07 Fevereiro 2018 | 01h05

LUIZ FUX, DO SUPREMO TRIBUNAL FEDERAL

LUIZ FUX, DO TSE. FOTO: DIVULGAÇÃO

Quem conversou com Luiz Fux dias antes de sua posse no TSE – ocorrida ontem – desconfiou: o novo presidente do tribunal está com uma carta na manga como possível alternativa ao voto impresso.

Tão segura quanto. E custando muito menos que os R$ 2,5 bilhões previstos pelo TSE, a serem investidos num prazo de 10 anos.

Plano  de voo para outubro prevê
30 mil urnas no sistema impresso


Mas se o STF aprovar o impresso, há um “plano de voo” mínimo para as eleições de outubro.
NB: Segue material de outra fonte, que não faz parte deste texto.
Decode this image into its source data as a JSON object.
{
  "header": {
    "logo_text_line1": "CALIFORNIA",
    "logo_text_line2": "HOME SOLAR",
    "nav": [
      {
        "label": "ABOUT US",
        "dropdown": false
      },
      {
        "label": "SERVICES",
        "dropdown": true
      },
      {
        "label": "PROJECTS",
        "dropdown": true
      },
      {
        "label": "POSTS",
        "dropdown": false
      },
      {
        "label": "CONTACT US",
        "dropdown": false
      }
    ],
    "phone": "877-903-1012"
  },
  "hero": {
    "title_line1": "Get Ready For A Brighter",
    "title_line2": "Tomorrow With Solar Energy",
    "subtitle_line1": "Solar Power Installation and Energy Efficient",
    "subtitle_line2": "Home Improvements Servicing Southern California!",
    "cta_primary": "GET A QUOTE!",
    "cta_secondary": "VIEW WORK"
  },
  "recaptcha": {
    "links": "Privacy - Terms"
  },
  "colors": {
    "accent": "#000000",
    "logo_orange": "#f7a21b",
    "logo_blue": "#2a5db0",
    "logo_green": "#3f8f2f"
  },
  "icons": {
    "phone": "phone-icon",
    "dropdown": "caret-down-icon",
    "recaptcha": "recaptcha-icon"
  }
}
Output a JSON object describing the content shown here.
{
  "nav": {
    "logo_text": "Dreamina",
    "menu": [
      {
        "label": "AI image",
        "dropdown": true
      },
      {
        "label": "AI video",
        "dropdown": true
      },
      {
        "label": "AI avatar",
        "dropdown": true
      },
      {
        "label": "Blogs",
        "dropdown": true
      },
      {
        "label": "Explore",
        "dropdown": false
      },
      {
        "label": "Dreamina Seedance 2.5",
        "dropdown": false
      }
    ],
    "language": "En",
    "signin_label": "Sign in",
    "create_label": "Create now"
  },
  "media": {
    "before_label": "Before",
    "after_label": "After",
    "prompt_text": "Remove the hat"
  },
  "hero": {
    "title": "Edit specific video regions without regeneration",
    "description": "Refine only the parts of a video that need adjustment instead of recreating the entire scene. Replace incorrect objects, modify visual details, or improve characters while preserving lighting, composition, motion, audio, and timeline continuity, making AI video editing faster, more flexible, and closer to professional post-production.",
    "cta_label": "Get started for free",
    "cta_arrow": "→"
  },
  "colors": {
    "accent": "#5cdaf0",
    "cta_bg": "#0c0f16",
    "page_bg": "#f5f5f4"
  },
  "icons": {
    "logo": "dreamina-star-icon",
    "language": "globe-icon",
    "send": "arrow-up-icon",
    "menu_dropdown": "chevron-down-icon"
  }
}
A ideia, segundo apurou a coluna, é implantar o sistema em até 30 mil urnas. E uma das primeiras tarefas de Fux na nova função seria definir onde.

Detalhe: o País tem 500 mil urnas e 2,5 milhões de mesários a serem treinados no novo sistema.

Para muitos técnicos do tribunal
vantagens do impresso ‘não compensam’

No entendimento de boa parte dos técnicos do TSE, os benefícios do voto impresso, em termos de maior segurança, “não compensam” os problemas decorrentes de sua implantação. Entre eles, onde guardar comprovantes, por quanto tempo, como manter a privacidade dos dados. E, como lembram eles, “quanto maior a intervenção humana, maior a chance de fraudes”.